Interior Blackout/Light Dep Cannabis Greenhouses
Using a blackout system that tracks on the inside of a greenhouse can be necessary depending on your climate. Anywhere with wind gusts over 40mph or more then 1ft of snow that can come down at any given time should be using an internal blackout system. When the blackout system is on the inside of the greenhouse, it can be operated in any weather condition provided your greenhouse frame is fully covered. Our customers in northern states, coastal areas, and other windy areas almost exclusively use interior blackout greenhouses, as doing otherwise will risk losing your blackout system and your entire crop. An interior curtain system is complicated, heavy, and expensive. Since the weight of another frame mounted to the interior of the greenhouse frame is quite heavy, the greenhouse it’s built-in has to be able to support the weight and connection points. That is why you won’t be able to just buy a regular budget greenhouse and install an interior curtain system later. Fullbloom custom engineer greenhouses specifically to handle the weight of an interior curtain system and whatever wind/snow and weather you might have. You can even find structures through us that allow for an exterior dep system to start, while still giving you the option to upgrade to an interior system down the road.

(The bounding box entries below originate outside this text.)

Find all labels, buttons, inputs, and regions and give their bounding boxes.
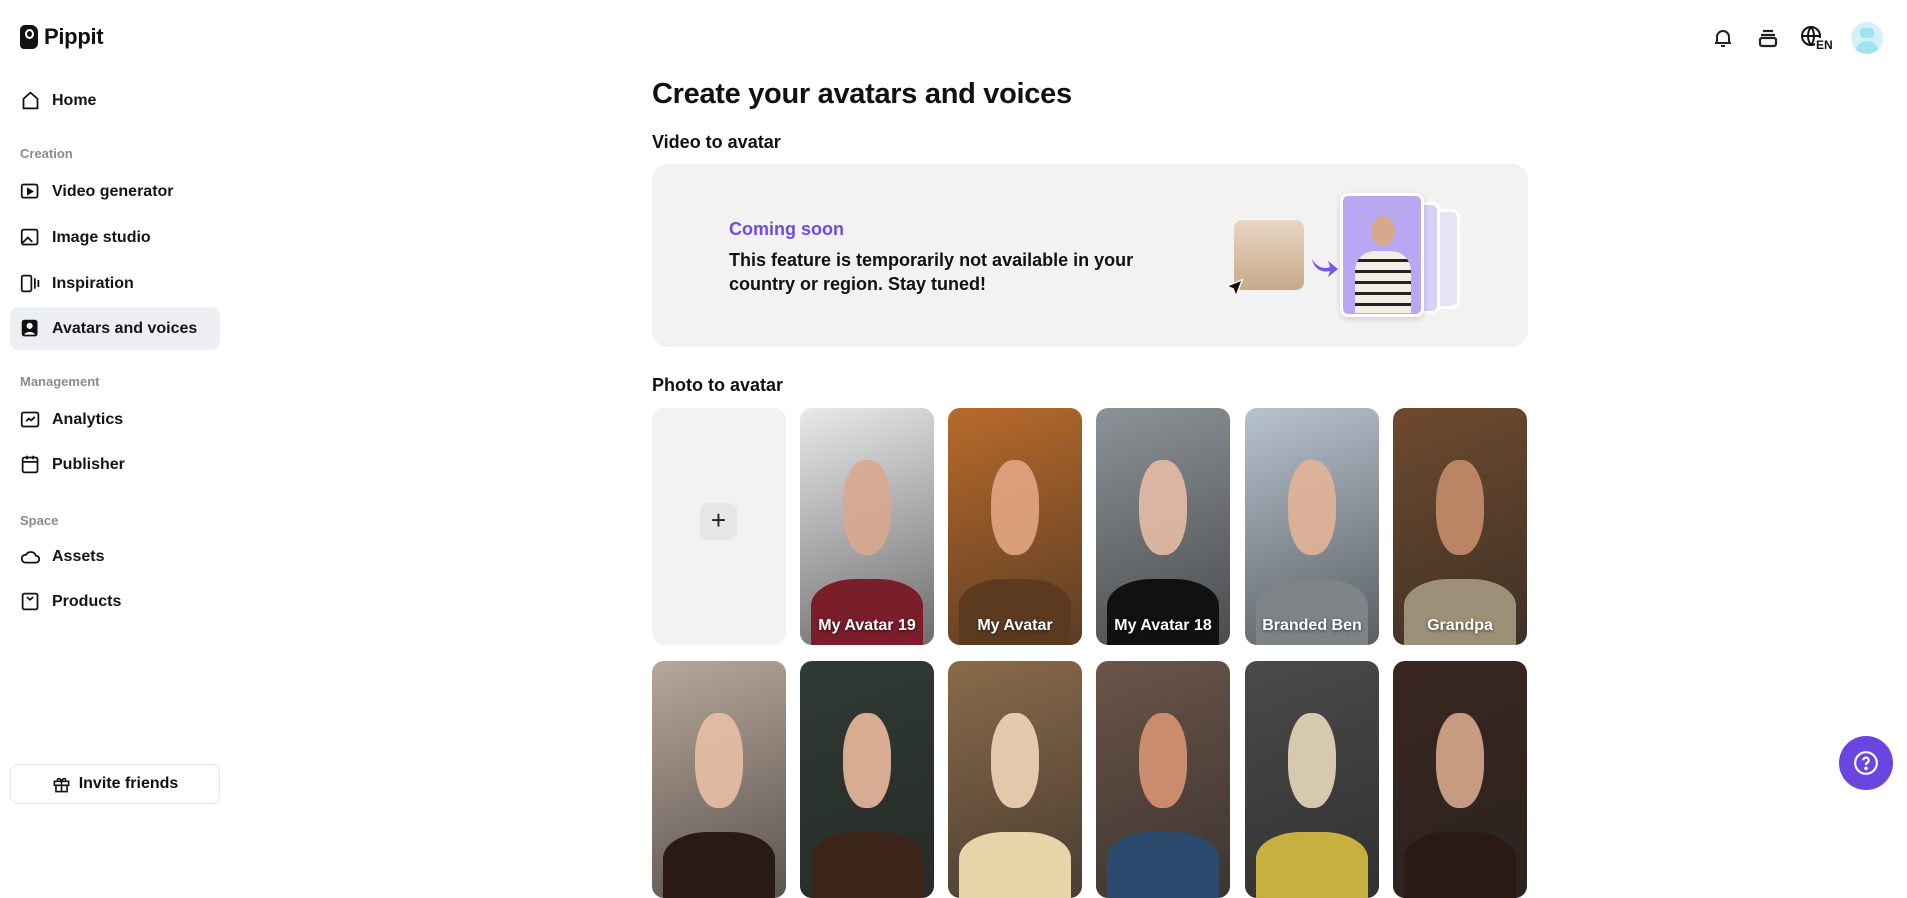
sidebar-item-home[interactable]: Home: [10, 79, 220, 122]
illustration: [1224, 193, 1484, 319]
avatar-name: Branded Ben: [1262, 617, 1362, 634]
section-title-photo-to-avatar: Photo to avatar: [652, 375, 784, 395]
user-avatar[interactable]: [1851, 22, 1883, 54]
avatar-card[interactable]: My Avatar: [948, 408, 1082, 645]
avatar-name: My Avatar 19: [818, 617, 916, 634]
avatar-face: [990, 713, 1040, 808]
avatar-name: My Avatar 18: [1114, 617, 1212, 634]
cursor-icon: [1224, 278, 1244, 299]
sidebar-item-assets[interactable]: Assets: [10, 535, 220, 578]
avatar-face: [1138, 713, 1188, 808]
invite-friends-button[interactable]: Invite friends: [10, 764, 220, 804]
analytics-icon: [20, 411, 40, 428]
avatar-body: [1255, 578, 1369, 645]
avatar-face: [694, 713, 744, 808]
gift-icon: [53, 777, 70, 792]
section-creation: Creation: [20, 146, 73, 161]
sidebar-item-avatars-and-voices[interactable]: Avatars and voices: [10, 307, 220, 350]
subscription-icon[interactable]: [1754, 24, 1782, 52]
avatar-face: [842, 713, 892, 808]
sidebar-item-image-studio[interactable]: Image studio: [10, 216, 220, 259]
avatar-face: [1138, 460, 1188, 555]
arrow-icon: [1312, 259, 1338, 277]
avatar-card[interactable]: [948, 661, 1082, 898]
avatar-card[interactable]: [652, 661, 786, 898]
section-space: Space: [20, 513, 59, 528]
avatar-card[interactable]: [800, 661, 934, 898]
pippit-logo[interactable]: Pippit: [20, 24, 104, 50]
coming-soon-label: Coming soon: [729, 219, 844, 239]
language-selector[interactable]: EN: [1800, 24, 1834, 52]
avatar-body: [958, 831, 1072, 898]
sidebar-item-analytics[interactable]: Analytics: [10, 398, 220, 441]
avatar-body: [810, 578, 924, 645]
help-button[interactable]: [1839, 736, 1893, 790]
page-title: Create your avatars and voices: [652, 78, 1072, 110]
avatar-face: [1435, 713, 1485, 808]
avatar-card[interactable]: My Avatar 18: [1096, 408, 1230, 645]
video-generator-icon: [20, 183, 39, 199]
sidebar-item-video-generator[interactable]: Video generator: [10, 170, 220, 213]
avatar-face: [1435, 460, 1485, 555]
avatar-card[interactable]: My Avatar 19: [800, 408, 934, 645]
avatar-body: [958, 578, 1072, 645]
section-title-video-to-avatar: Video to avatar: [652, 132, 781, 152]
avatar-face: [990, 460, 1040, 555]
avatar-preview: [1340, 193, 1424, 317]
avatar-body: [662, 831, 776, 898]
avatar-body: [1255, 831, 1369, 898]
sidebar-item-products[interactable]: Products: [10, 580, 220, 623]
avatar-body: [1403, 578, 1517, 645]
avatar-card[interactable]: [1096, 661, 1230, 898]
avatar-face: [842, 460, 892, 555]
avatar-name: My Avatar: [977, 617, 1053, 634]
avatar-card[interactable]: Branded Ben: [1245, 408, 1379, 645]
help-icon: [1854, 751, 1878, 775]
avatar-body: [810, 831, 924, 898]
sidebar-item-inspiration[interactable]: Inspiration: [10, 262, 220, 305]
image-studio-icon: [20, 228, 39, 246]
products-icon: [21, 592, 39, 611]
avatar-icon: [21, 319, 38, 337]
inspiration-icon: [20, 274, 40, 293]
avatar-card[interactable]: [1245, 661, 1379, 898]
home-icon: [22, 91, 39, 110]
avatar-name: Grandpa: [1427, 617, 1493, 634]
avatar-card[interactable]: Grandpa: [1393, 408, 1527, 645]
section-management: Management: [20, 374, 100, 389]
avatar-face: [1287, 713, 1337, 808]
avatar-body: [1106, 578, 1220, 645]
unavailable-message: This feature is temporarily not availabl…: [729, 250, 1134, 294]
calendar-icon: [21, 455, 39, 474]
add-avatar-button[interactable]: +: [652, 408, 786, 645]
avatar-body: [1106, 831, 1220, 898]
sidebar-item-publisher[interactable]: Publisher: [10, 443, 220, 486]
avatar-body: [1403, 831, 1517, 898]
avatar-face: [1287, 460, 1337, 555]
avatar-card[interactable]: [1393, 661, 1527, 898]
notification-bell-icon[interactable]: [1709, 24, 1737, 52]
logo-mark-icon: [20, 25, 38, 49]
cloud-icon: [20, 551, 41, 564]
plus-icon: +: [700, 503, 737, 540]
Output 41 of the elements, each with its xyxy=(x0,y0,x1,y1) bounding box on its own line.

Automation can come at a high upfront cost, but it can make scaling up and reducing risk so much easier for a proper cannabis project. Nearly everything can be automated now, from heating, cooling, dehumidification, CO2 injection, passive air removal, blackout systems, watering, nutrients, the list goes on and on. What you choose should be dependent on your budget, your available staff to harvest and tend to the plans, and your climate. Growers in moderate climates can get away with minimal automation and maybe use a standard temperature probe for their greenhouse, or simply open sidewalls. Anyone with a farm in an area with high-temperature swings, extreme heat, or cold will need an intuitive environmental controller that will allow you to integrate all of your equipment into a seamless operation. While this comes at a price, it also allows you to grow much better flower that will get a lot more profit per/lb and you significantly mitigate the risk of losing your entire crop. Most environmental controllers also allow you to record data points, giving you a better leg up on your next round of growing.